The struggle was the old one--old as the race of man. In the losing battle between the false and true, love rarely comes out of that conflict unshorn of life or limb. Untrue to him, she was true to her selfish self. The thought of the Intendant and the glories of life opening to her closed her heart, not to the pleadings of Le Gardeur,--them she loved,--but to the granting of his prayer.

The die was cast, but she still clasped hard his hand in hers, as if she could not let him go. "And will you do all you say, Le Gardeur--make my will your law, my pleasure your conscience, and let me be to you all reason and motive? Such devotion terrifies me, Le Gardeur?"

"Try me! Ask of me the hardest thing, nay, the wickedest, that imagination can conceive or hands do--and I would perform it for your sake." Le Gardeur was getting beside himself. The magic power of those dark, flashing eyes of hers was melting all the fine gold of his nature to folly.

"Fie!" replied she, "I do not ask you to drink the sea: a small thing would content me. My love is not so exacting as that, Le Gardeur."
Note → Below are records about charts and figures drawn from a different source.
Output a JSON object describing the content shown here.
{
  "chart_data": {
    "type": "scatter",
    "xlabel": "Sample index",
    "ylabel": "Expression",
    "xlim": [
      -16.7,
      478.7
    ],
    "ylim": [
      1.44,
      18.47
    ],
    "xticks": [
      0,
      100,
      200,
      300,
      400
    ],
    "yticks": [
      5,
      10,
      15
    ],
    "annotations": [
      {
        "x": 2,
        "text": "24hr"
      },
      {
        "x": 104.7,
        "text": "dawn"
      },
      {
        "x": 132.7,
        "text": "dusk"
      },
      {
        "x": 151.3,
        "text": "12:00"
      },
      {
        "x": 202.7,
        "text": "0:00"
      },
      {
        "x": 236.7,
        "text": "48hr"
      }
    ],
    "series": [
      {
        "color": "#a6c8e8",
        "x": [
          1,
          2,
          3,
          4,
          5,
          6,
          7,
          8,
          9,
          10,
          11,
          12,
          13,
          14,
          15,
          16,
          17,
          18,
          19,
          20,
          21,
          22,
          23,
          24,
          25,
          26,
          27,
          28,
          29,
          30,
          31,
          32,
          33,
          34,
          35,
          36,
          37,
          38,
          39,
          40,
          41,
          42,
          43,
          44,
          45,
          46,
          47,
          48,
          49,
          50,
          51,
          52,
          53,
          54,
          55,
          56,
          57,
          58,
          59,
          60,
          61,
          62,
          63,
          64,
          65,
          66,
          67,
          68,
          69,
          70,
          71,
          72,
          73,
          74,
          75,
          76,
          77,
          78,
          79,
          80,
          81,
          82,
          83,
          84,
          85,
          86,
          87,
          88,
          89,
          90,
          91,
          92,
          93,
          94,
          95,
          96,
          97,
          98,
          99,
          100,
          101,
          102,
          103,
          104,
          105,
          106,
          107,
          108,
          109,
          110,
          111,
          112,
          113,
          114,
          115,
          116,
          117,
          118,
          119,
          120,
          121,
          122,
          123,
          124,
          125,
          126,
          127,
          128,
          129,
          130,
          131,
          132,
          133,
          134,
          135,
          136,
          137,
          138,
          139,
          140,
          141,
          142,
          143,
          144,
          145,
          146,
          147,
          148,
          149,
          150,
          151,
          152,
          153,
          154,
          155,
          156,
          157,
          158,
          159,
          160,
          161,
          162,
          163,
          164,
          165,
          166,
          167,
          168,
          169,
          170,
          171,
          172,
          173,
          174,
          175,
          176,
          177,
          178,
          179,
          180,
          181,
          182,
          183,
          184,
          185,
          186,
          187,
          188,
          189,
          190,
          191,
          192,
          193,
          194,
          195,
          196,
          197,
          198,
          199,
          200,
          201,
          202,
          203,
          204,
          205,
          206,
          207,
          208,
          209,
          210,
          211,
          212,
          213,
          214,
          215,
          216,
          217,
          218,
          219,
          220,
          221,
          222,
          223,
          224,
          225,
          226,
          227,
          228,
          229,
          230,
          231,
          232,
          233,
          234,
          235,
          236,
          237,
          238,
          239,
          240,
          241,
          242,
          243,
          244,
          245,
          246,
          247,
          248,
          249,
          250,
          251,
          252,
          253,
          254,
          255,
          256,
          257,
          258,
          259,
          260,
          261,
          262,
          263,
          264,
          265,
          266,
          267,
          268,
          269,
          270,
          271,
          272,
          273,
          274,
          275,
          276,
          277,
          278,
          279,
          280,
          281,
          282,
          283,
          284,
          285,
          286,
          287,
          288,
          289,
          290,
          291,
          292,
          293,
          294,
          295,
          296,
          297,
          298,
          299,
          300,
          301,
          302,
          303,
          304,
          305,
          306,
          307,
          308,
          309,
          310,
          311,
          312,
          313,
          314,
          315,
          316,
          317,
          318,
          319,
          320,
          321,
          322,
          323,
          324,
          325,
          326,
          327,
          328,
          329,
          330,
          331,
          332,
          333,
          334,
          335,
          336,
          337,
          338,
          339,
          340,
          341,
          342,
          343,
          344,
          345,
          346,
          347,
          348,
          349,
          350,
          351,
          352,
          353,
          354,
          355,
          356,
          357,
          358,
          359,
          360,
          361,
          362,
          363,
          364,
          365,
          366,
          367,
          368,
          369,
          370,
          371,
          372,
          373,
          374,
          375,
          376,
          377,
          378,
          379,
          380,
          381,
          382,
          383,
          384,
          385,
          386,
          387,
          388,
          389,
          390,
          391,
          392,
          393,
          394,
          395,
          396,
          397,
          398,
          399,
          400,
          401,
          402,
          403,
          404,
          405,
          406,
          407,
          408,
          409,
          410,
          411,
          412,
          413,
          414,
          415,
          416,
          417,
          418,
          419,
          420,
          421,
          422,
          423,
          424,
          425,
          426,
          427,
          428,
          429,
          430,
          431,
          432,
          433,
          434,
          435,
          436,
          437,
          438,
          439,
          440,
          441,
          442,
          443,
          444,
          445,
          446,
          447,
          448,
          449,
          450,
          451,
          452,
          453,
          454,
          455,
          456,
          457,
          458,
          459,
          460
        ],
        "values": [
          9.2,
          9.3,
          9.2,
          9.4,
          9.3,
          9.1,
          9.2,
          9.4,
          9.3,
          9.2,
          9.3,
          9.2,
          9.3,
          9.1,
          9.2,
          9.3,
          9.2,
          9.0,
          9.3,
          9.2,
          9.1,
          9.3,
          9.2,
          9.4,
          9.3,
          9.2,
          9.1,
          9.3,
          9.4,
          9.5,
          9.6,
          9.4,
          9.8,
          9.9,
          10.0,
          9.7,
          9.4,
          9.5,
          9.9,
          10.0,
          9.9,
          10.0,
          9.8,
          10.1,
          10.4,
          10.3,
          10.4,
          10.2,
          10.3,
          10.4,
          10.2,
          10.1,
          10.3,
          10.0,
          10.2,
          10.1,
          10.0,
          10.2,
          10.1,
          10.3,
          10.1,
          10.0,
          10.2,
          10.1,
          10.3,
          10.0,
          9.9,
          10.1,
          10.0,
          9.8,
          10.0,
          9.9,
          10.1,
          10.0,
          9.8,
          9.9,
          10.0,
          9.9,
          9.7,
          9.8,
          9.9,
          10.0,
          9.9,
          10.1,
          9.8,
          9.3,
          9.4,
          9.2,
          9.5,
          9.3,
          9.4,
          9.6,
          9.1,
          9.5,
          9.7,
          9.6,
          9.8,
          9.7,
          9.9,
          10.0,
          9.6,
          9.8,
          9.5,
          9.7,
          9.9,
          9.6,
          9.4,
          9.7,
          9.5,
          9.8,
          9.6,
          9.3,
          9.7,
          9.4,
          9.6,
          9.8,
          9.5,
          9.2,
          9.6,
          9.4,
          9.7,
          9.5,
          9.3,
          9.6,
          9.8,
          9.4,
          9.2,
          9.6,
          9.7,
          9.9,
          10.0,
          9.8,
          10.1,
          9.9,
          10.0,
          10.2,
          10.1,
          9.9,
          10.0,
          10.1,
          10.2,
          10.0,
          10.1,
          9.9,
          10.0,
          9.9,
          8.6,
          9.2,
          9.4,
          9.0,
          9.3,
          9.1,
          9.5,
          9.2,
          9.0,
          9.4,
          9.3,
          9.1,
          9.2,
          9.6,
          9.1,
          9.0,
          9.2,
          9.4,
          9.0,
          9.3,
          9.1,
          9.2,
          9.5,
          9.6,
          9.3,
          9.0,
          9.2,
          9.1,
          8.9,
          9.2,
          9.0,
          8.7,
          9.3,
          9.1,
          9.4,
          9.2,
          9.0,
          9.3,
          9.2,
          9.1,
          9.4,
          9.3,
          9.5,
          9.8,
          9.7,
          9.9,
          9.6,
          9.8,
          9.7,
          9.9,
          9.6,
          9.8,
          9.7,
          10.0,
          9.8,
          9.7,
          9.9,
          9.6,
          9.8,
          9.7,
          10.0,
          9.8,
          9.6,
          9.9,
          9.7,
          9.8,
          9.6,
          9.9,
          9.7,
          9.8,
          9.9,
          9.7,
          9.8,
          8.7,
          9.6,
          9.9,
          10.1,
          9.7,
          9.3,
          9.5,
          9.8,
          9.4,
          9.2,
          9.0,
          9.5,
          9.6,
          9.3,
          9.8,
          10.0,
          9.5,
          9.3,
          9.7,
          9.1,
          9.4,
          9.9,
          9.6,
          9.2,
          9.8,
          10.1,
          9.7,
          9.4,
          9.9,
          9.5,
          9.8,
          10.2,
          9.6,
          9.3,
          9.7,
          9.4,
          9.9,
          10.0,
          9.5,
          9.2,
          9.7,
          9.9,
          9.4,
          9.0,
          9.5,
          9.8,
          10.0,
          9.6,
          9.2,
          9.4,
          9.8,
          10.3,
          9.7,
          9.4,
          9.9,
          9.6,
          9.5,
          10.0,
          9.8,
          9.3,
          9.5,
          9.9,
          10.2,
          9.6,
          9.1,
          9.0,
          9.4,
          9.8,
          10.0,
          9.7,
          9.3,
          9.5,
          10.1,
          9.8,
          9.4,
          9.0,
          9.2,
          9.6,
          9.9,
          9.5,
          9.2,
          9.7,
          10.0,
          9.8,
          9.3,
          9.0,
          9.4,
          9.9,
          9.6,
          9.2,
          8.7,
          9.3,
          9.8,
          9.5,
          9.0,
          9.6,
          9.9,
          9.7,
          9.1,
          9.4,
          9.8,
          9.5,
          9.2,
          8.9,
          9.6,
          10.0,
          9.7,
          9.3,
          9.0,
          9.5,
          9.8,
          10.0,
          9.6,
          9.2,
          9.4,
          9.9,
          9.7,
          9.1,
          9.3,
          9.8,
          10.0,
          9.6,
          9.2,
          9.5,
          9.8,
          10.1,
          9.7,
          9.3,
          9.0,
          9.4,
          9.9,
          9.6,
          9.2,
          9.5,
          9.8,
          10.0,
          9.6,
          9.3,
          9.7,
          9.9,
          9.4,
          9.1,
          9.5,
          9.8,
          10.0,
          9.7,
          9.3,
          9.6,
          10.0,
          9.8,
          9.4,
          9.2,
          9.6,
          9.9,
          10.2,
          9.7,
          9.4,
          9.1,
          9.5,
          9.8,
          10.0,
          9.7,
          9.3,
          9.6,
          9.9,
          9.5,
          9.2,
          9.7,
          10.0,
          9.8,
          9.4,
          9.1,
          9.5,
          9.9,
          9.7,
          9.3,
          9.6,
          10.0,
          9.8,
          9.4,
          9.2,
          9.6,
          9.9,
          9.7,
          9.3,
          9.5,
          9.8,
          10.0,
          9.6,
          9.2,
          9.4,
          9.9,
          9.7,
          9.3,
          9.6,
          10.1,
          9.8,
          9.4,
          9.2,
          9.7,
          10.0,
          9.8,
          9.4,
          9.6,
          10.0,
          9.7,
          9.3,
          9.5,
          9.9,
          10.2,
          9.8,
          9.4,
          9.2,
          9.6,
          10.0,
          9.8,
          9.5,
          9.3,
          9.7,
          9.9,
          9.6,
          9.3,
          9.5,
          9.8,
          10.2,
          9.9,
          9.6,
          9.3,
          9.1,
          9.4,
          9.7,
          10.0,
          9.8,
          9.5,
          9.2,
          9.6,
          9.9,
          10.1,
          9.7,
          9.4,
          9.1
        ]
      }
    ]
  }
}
"Does your brother need my aid?" asked he. "If he does, he shall have it to half my fortune for your sake!" Le Gardeur was well aware that the prodigal brother of Angelique was in a strait for money, as was usual with him. He had lately importuned Le Gardeur, and obtained a large sum from him.

She looked up with well-affected indignation. "How can you think such a thing, Le Gardeur? my brother was not in my thought. It was the Intendant I wished to ask you about,--you know him better than I."